Ano atípico revelou nova dinâmica das doenças respiratórias no Brasil

02/02/2026 às 09:20:16
Reprodução: Freepik

O ano de 2025 apresentou um comportamento fora do padrão das síndromes respiratórias agudas graves (SRAGs) no Brasil, com circulação intensa e prolongada de vírus respiratórios além do período sazonal tradicional. O cenário resultou em sobrecarga do sistema de saúde e aumento expressivo de hospitalizações e óbitos ao longo do ano.

Dados do InfoGripe, sistema do Sistema Único de Saúde (SUS) que monitora a circulação desses vírus, apontam que 2025 registrou mais de 230 mil casos de SRAG e 13.678 mortes. Um dos principais fatores que chamou atenção dos especialistas foi a ocorrência de duas ondas de influenza A no mesmo ano, estendendo-se pela primavera e pelo verão, um comportamento incomum no padrão epidemiológico brasileiro.

Além da influenza, outros vírus mantiveram pressão constante sobre o sistema de saúde. O vírus sincicial respiratório (VSR) liderou as notificações de casos graves, especialmente entre crianças, enquanto a Covid-19, mesmo com menor incidência ao longo do ano, seguiu com impacto relevante na mortalidade, sobretudo entre idosos.

“O desafio é amplo porque há necessidade de maiores gastos para realizar diagnósticos diferenciais. Tivemos altas taxas de internação por influenza, Covid-19 e VSR, o que vai sobrecarregando o sistema de saúde”, explica o infectologista Moacyr Silva Junior, do Hospital Israelita Albert Einstein.

A pesquisadora Tatiana Portella, do Programa de Computação Científica da Fundação Oswaldo Cruz (Fiocruz) e do InfoGripe, reforça o caráter atípico do ano. “Foi um período fora do padrão tanto pela intensidade da influenza A quanto pela ocorrência de uma segunda onda, o que geralmente não acontece.

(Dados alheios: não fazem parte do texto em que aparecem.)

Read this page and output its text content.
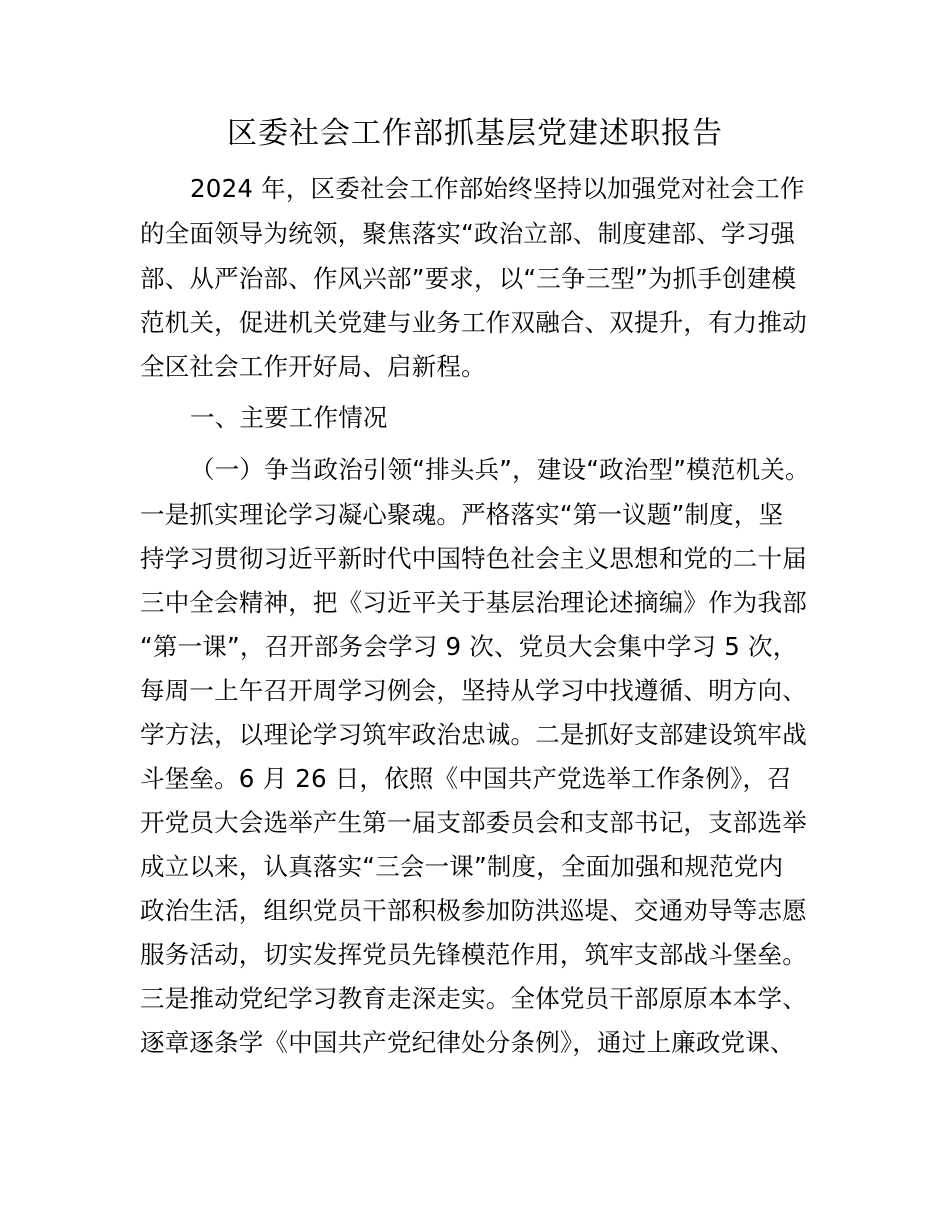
区委社会工作部抓基层党建述职报告
2024 年，区委社会工作部始终坚持以加强党对社会工作
的全面领导为统领，聚焦落实“政治立部、制度建部、学习强
部、从严治部、作风兴部”要求，以“三争三型”为抓手创建模
范机关，促进机关党建与业务工作双融合、双提升，有力推动
全区社会工作开好局、启新程。
一、主要工作情况
（一）争当政治引领“排头兵”，建设“政治型”模范机关。
一是抓实理论学习凝心聚魂。严格落实“第一议题”制度，坚
持学习贯彻习近平新时代中国特色社会主义思想和党的二十届
三中全会精神，把《习近平关于基层治理论述摘编》作为我部
“第一课”，召开部务会学习 9 次、党员大会集中学习 5 次，
每周一上午召开周学习例会，坚持从学习中找遵循、明方向、
学方法，以理论学习筑牢政治忠诚。二是抓好支部建设筑牢战
斗堡垒。6 月 26 日，依照《中国共产党选举工作条例》，召
开党员大会选举产生第一届支部委员会和支部书记，支部选举
成立以来，认真落实“三会一课”制度，全面加强和规范党内
政治生活，组织党员干部积极参加防洪巡堤、交通劝导等志愿
服务活动，切实发挥党员先锋模范作用，筑牢支部战斗堡垒。
三是推动党纪学习教育走深走实。全体党员干部原原本本学、
逐章逐条学《中国共产党纪律处分条例》，通过上廉政党课、
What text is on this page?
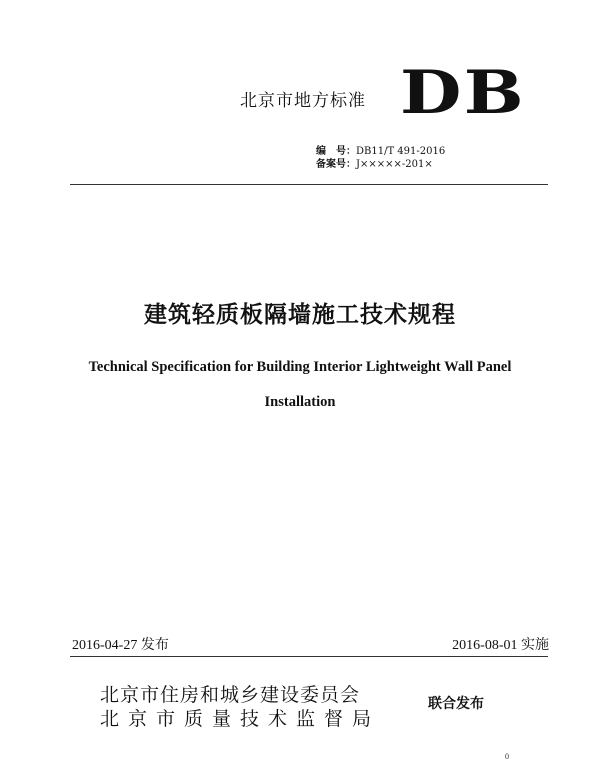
北京市地方标准 DB
编　号：DB11/T 491-2016
备案号：J×××××-201×
建筑轻质板隔墙施工技术规程
Technical Specification for Building Interior Lightweight Wall Panel
Installation
2016-04-27 发布	2016-08-01 实施
北京市住房和城乡建设委员会
北京市质量技术监督局
联合发布
0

Normalmente, observamos uma onda entre abril e maio, mas em 2025 houve circulação também na primavera e no verão”, destaca.

Vigilância e redefinição do cenário

Nesse contexto, pesquisadores da Fiocruz identificaram, em dezembro, o subclado K do vírus influenza A (H3N2) pela primeira vez no Brasil. O caso foi classificado como importado e não há indícios de transmissão local, mas o achado reforça a necessidade de vigilância contínua.

Cada vírus respiratório apresenta comportamento distinto. A influenza A segue associada a maior mortalidade em idosos; o VSR é a principal causa de internações graves em crianças pequenas; o rinovírus, antes considerado de menor gravidade, aparece com frequência entre casos graves pediátricos; e a Covid-19, embora menos frequente, mantém peso elevado nos óbitos.

O início de 2026 tem mostrado sinais de alívio. O boletim do InfoGripe referente à primeira semana epidemiológica do ano indica queda nas tendências de curto e longo prazo e ausência de níveis de alerta na maior parte do país. A exceção é a região Norte, onde alguns estados ainda registram aumento de hospitalizações por influenza A entre adultos e idosos.

Apesar disso, especialistas alertam que ainda é cedo para projeções definitivas. “Para influenza e VSR, esperamos aumento no outono e inverno. Já a Covid-19 é menos previsível, pois depende do surgimento de novas variantes”, explica Portella.

Vacinação segue como principal desafio

A baixa cobertura vacinal foi um dos fatores que contribuíram para o cenário observado em 2025. Segundo o Ministério da Saúde, a vacinação contra a gripe entre os grupos prioritários ficou em 53,43%, enquanto a cobertura contra a Covid-19 foi ainda menor, de 3,49%.

“O problema crônico é a baixa adesão às vacinas. Isso favorece a circulação prolongada dos vírus”, afirma Moacyr Silva Junior. Segundo ele, embora a vacina da gripe proteja contra as linhagens circulantes, as temporadas atípicas contribuíram para ondas sucessivas da doença.

Em um cenário de incertezas, a prevenção continua sendo fundamental. Manter a vacinação em dia, adotar etiqueta respiratória, evitar circular com sintomas gripais e utilizar máscara em ambientes de maior risco seguem sendo medidas essenciais para reduzir a transmissão e o impacto das doenças respiratórias. “Muitos cuidados básicos foram abandonados. Parece que esquecemos as lições da pandemia”, conclui o infectologista.